I remember the simpler days. Back when our infrastructure all lived in one place, usually just in one room, and path monitoring could be as simple as walking in to see if everything looked OK. Today’s environments are very different, with our infrastructure being distributed all over the planet and much of it not even being something you can touch with your hands. So, with ever increasing levels of abstractions introduced by virtualization, cloud infrastructure, and overlays, how do you really know that everything you’re running is performing the way you need it to? In networking this can be a big challenge as we often solve technical challenges by abstracting the physical path from the routing and forwarding logic. Sometimes we do this multiple times, with overlays, existing within overlays, that all run over the same underlay. How do you maintain visibility when your network infrastructure is a bunch of abstractions? It’s a challenge, but I have a few tips that should help if you find yourself in this situation.
Know Your Underlay
While all the fancy and interesting stuff is happening in the overlay, your underlay acts much like the foundation of a house. If it isn’t solid, there's no hope for everything built on top of it to run the way you want it to.
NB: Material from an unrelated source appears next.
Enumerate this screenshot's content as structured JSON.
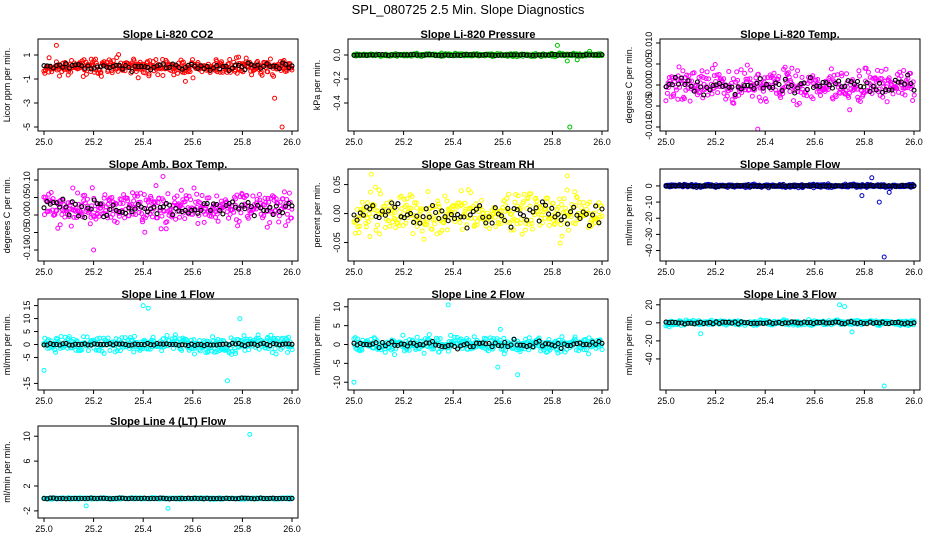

Traditionally this has been done with polling and traps, but the networking world is evolving, and newer systems are enabling real-time information gathering (streaming telemetry). Collecting both old and new styles of telemetry information and looking for anomalies will give you a picture of the performance of the individual components that comprise your physical infrastructure. Problems in the underlay effect everything, so this should be the first step you take, and the one you're most likely familiar with, to ensure your operations run smoothly.
Monitor Reality
Polling and traps are good tools, but they don’t tell us everything we really need to know. Discarded frames and interface errors may give us concrete proof of an issue, but they give no context to how that issue is affecting the services running on your network. Additionally, with more and more services moving to IaaS and SaaS, you don’t necessarily have access to operational data on third-party devices. Synthetic transactions are the key here. While it may sound obvious to server administrators, it might be a bit foreign for network practitioners. Monitor the very things your users are trying to do. Are you supporting a web application? Regularly send an HTTP request to the site and measure response time to completion. Measure the amount of data that is returned. Look for web server status codes and anomalies in that transaction. Do the same for database systems, and collaboration systems, and file servers… You get the idea. This is the proverbial canary in a coal mine that lets you know something is up before the users end up standing next to your desk. The reality is that network problems ultimately manifest themselves as system issues to the end users, so you can’t ignore this component of your network.
Numbers Can Lie
One of the unwritten rules of visibility tools is to use the IP address, not the DNS name, in setting up pollers and monitoring. I mean, we’re networkers, right? IP addresses are the real source of truth when it comes to path selection and performance. While there is some level of wisdom to this, it omits part of the bigger picture and can lead you astray. Administrators may regularly use IP addresses to connect to and use the systems we run, but that is rarely true for our users, and DNS often is a contributing cause to outages and performance issues. Speaking again to services that reside far outside our physical premises, the DNS picture can get even more complicated depending on the perspective and path you are using to access those services. Keep that in mind and use synthetic transactions to query your significant name entries, but also set up some pollers that use the DNS system to resolve the address of target hosts to ensure both name resolution and direct IP traffic are seeing similar performance characteristics.
Perspective Matters
It’s always been true, but where you test from is often just as important as what you test. Traditionally our polling systems are centrally located and close to the things they monitor. Proverbially they act as the administrator walking into the room to check on things, except they just live there all the time. This design makes a lot of sense in a hub style design, where many offices may come back to a handful of regional hubs for computing resources. But, yet again, cloud infrastructure is changing this in a big way. Many organizations offload internet traffic at the branch, meaning access to some of your resources may be happening over the internet and some may be happening over your WAN. If this is the case, it makes way more sense to be monitoring from the user’s perspective, rather than from your data centers. There are some neat tools out there to place small and inexpensive sensors all over your network, giving you the opportunity to see the network through many different perspectives and giving you a broader view on network performance.
Final Thoughts
While the tactics and targets may change over time, the same rules that have always applied, still apply. Our visibility systems are only as good as the foresight we have into what could possibly go wrong. With virtualization, cloud, and abstraction playing larger roles in our network, it’s more important than ever to have a clear picture of what it is in our infrastructure that we should be looking for. Abstraction reduces the complexity presented to the end user but, in the end, all it is doing is hiding the complexity that’s always existed. Typically, abstraction increases overall system complexity. And as our networks and system become ever more complex, it takes more thought and insight into “how things really work” to make sure we are looking for the right things, in the right places, to confidently know the state of the systems we are responsible for.